Le 6 février dernier, François Leroux, entouré de la plupart des membres du conseil de surveillance, organisait une rencontre avec la presse agricole pour faire un démenti des dernières accusations lancées contre la coopérative.

Quasiment tous les membres du conseil de surveillance étaient présents à la conférence de presse organisée par le président du conseil de surveillance, François Leroux (le premier à gauche), le 6 février, au siège de Moussy-le-Vieux.
Quasiment tous les membres du conseil de surveillance étaient présents à la conférence de presse organisée par le président du conseil de surveillance, François Leroux (le premier à gauche), le 6 février, au siège de Moussy-le-Vieux.
© F. G.



«N’en jetez plus, la coupe est pleine.» Un dicton que le conseil de surveillance, présidé par François Leroux, pourrait reprendre à son compte.

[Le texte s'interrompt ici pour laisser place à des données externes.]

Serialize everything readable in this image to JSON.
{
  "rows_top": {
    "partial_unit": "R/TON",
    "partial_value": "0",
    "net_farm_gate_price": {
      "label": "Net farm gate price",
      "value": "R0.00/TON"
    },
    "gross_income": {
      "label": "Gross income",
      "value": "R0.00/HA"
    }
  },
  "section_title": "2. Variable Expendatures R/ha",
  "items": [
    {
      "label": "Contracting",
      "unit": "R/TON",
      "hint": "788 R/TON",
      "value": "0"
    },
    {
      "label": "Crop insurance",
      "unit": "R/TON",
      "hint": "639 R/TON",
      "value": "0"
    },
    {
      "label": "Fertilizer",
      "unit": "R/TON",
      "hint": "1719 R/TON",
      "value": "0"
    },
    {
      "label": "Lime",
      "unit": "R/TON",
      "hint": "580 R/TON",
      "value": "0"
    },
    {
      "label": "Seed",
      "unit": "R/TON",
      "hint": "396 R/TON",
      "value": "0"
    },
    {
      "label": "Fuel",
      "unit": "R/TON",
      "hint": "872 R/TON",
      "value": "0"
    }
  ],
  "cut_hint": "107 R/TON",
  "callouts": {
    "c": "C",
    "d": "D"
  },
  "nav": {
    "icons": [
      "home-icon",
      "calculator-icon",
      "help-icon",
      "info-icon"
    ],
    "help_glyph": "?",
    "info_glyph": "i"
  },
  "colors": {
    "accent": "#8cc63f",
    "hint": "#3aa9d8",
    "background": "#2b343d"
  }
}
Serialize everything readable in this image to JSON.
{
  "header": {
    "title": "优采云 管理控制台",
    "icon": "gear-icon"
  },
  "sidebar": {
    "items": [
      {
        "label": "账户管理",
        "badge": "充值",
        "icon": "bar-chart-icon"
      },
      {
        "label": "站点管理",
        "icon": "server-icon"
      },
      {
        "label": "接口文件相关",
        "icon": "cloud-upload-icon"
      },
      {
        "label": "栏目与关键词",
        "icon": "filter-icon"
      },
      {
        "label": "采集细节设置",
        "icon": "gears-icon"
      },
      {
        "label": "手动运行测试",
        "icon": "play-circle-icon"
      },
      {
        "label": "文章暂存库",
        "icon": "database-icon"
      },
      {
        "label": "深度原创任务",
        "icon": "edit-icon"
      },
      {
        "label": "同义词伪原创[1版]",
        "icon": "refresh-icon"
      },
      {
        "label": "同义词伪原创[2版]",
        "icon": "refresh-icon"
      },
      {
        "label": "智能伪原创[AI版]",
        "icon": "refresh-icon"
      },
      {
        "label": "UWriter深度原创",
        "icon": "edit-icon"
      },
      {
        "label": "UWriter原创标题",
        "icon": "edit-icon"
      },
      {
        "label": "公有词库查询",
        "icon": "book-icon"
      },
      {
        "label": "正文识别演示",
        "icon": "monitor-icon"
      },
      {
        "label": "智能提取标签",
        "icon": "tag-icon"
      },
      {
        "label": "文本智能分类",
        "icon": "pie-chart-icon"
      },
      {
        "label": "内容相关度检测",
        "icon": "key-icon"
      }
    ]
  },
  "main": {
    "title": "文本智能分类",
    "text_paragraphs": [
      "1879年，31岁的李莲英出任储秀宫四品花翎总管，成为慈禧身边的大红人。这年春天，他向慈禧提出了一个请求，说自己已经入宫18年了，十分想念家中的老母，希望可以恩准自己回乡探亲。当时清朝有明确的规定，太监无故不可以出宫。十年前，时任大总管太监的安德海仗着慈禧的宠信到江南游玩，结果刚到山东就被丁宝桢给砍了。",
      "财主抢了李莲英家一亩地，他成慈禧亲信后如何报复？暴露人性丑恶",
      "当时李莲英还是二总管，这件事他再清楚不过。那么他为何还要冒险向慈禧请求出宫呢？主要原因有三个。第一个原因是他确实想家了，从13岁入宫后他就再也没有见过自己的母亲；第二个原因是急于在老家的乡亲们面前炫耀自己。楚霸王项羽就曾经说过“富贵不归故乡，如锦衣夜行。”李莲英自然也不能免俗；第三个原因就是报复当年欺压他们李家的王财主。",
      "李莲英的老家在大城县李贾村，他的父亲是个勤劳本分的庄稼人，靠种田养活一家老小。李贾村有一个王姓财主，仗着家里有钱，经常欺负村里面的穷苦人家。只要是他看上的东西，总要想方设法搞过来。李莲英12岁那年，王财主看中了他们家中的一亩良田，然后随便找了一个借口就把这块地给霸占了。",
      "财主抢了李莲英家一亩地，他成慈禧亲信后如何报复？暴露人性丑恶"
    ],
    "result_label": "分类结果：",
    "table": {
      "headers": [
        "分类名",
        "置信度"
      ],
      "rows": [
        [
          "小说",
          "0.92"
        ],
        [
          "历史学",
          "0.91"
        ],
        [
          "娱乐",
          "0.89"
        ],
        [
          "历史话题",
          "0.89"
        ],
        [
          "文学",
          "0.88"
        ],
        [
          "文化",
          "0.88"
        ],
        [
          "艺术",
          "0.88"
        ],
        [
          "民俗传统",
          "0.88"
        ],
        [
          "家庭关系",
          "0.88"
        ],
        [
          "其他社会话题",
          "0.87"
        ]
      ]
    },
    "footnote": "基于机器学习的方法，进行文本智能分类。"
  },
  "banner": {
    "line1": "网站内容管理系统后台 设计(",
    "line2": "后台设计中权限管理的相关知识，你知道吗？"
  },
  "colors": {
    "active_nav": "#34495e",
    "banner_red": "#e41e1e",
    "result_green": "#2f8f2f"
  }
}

Depuis l’an dernier, la crise de gouvernance interne, qui a donné lieu à la démission de soixante-dix conseillers de région en juillet 2018, puis à l’exclusion de trois de ses coopérateurs, monte crescendo. Au cœur de l’incendie : les dénonciations de ces derniers sur «une gouvernance défaillante», une «mauvaise gestion de la coopérative» et une «absence de résultat de la politique d’internationalisation».
Des accusations réitérées, début février, qui ont poussé le président du conseil de surveillance à prendre sa plume pour écrire aux coopérateurs, le 2 février dernier. «Dix contrevérités n’ont jamais constitué une seule vérité», s’insurge-t-il. Pour lui, «la ligne rouge a été franchie». Et «si une minorité ne met pas fin à son acharnement à déstabiliser notre coopérative, nous ne serons plus en mesure de garantir sa survie», ajoute-t-il. Des propos qu’il a répétés, trois jours plus tard, lors d’une conférence de presse au siège de Tereos, à Moussy-le-Vieux.

«La situation est grave»
Le président du conseil de surveillance déplore notamment que les vingt et un nouveaux conseillers de région, élus en décembre, refusent de participer aux commissions thématiques. «Nous avons tenu quarante réunions publiques l’an dernier pour débattre auprès d’environ dix mille planteurs, puis deux cents réunions de gouvernance. Des débats, il y en a eu un paquet», rappelle-t-il.
Or, que propose les contestataires ? «La réponse est simple : rien ! S’ils ont un projet, qu’ils le présentent. On a besoin de connaître leur opinion. On a des urgences. Nous avons tendu la main à maintes reprises et essayé de rassembler par tous les moyens, mais rien n’y fait. Il faut se remettre au travail, car la situation est grave», insiste-t-il.
Et si la situation en interne continue de se dégrader ainsi, «le conflit ne nuira pas uniquement à nos propres intérêts d’agriculteurs et de coopérateurs, mais pourrait tout autant affecter l’ensemble de nos salariés, clients, partenaires financiers, etc.», s’alarme-t-il. «Chacun doit prendre désormais ses responsabilités, car on est en train de tout casser», ajoute Jean-Charles Lefebvre, vice-président du conseil de surveillance et président de la commission betteravière. Pour Pascal Foy, membre du conseil de surveillance et président de la commission pommes de terre, c’est même «une entreprise de destruction de Tereos, qui n’est pas le fait du hasard». Mais que disent les résultats ?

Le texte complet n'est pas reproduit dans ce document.